If the string section is the most defining of the orchestra, the violins are generally the most defining members of the string family (don’t tell the cellists). The violins carry the melody, particularly the first violins. The second violins will often support the first violins’ harmony by playing it in a lower pitch. They may also frame the first violins by playing a countermelody, or providing a rhythmic or harmonic support to the first violins’ melody.
If being the expected star of the show isn’t enough for any violinist, here’s a list of compositions that show violinists to their best advantage.
Violas, slightly larger instruments than violins, put out a slightly deeper pitch and tone than the violin. As such, they’re perfect foils to play rhythmic or harmonic accompaniments to the violins, leaving the second violins free to contribute to the melody.
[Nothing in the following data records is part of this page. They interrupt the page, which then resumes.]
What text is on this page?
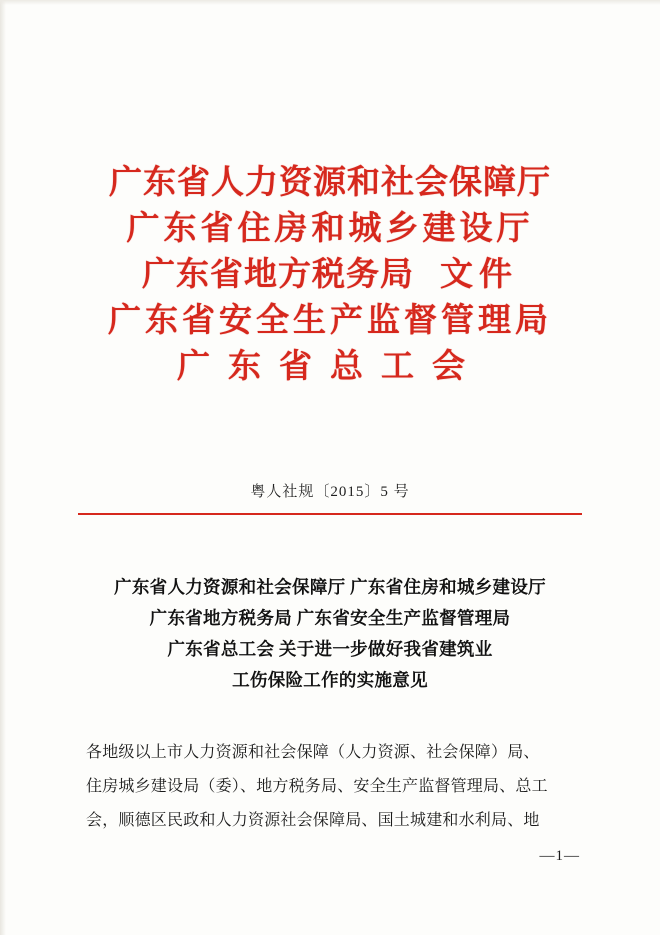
广东省人力资源和社会保障厅
广东省住房和城乡建设厅
广东省地方税务局 文件
广东省安全生产监督管理局
广东省总工会
粤人社规〔2015〕5 号
广东省人力资源和社会保障厅 广东省住房和城乡建设厅
广东省地方税务局 广东省安全生产监督管理局
广东省总工会 关于进一步做好我省建筑业
工伤保险工作的实施意见
各地级以上市人力资源和社会保障（人力资源、社会保障）局、
住房城乡建设局（委）、地方税务局、安全生产监督管理局、总工
会，顺德区民政和人力资源社会保障局、国土城建和水利局、地
—1—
Yet that doesn’t mean the viola never gets to shine. Works such as Tchaikovsky’s Symphony No. 4 and Schumann’s Symphony No. 3 in E-flat are great showcases for the viola. Popular violist Richard O’Neil has a particular fondness for contemporary composers.
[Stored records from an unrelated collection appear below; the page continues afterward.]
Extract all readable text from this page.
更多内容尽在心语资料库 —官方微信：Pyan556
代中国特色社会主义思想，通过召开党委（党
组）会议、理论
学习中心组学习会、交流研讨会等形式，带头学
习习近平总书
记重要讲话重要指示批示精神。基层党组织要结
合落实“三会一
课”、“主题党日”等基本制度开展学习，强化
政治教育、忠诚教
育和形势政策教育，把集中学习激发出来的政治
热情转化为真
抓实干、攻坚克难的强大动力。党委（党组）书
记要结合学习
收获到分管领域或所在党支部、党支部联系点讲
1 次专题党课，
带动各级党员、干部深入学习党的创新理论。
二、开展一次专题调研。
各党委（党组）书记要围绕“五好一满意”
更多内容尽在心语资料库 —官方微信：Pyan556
The cello’s sound is considered to most closely resemble the human voice. Lower in pitch and capable of deeper, warmer tones, the cello is a melodic force that rivals the violin. Due to its richer tones, the cellos often provide counterpoint melodies to the violins. Yet the cello’s versatility also means it can be used to perform harmonic accompaniment to the violins. A full orchestra will have anywhere from eight to twelve cellos.
There’s no shortage of music which demonstrates the emotional expressiveness of the cello. Bach’s Cello Suites fill that need on their own. For cellists looking for some alternatives for the cello to star with a full orchestra, take a listen to Dvořák’s Symphony No. 9 in E-minor, Op. 95 (“From the New World”) or Cello Concerto in B-minor, or Shostakovich’s Cello Concerto No 2.
The basses, lined up so majestically behind the cellos have many names. Basscello. Contrabass. Double bass. Names that position these, the largest instrument in the orchestra’s string section, relative to the cello. For so long, and in so many works, the role of the bass has been to double the cello part. As a transposing instrument, the bass plays the cello line an octave lower. Hence the names. They play the bass line (funny how that worked out), the lowest line running through a performance. The basses literally ground the work and add depth to the overall sound of a performance.
However, the bass doesn’t always have to double the cello. It was during the Romantic era that composers really started to take note of the bass. In Rossini’s Duet for Cello and Bass in D-major, the two instruments each have their part. Beethoven also often composed independent parts for cello and bass, as have Verdi and Wagner.
A place for all strings
Each string instrument has its role and each is needed. Perhaps not in every piece, but that would be boring. Using variations in string instruments, how they’re used and how many are needed are part of making each work unique. What’s constant is that you can’t go wrong. If you pick the right string instrument for you, then you’ve made the right choice.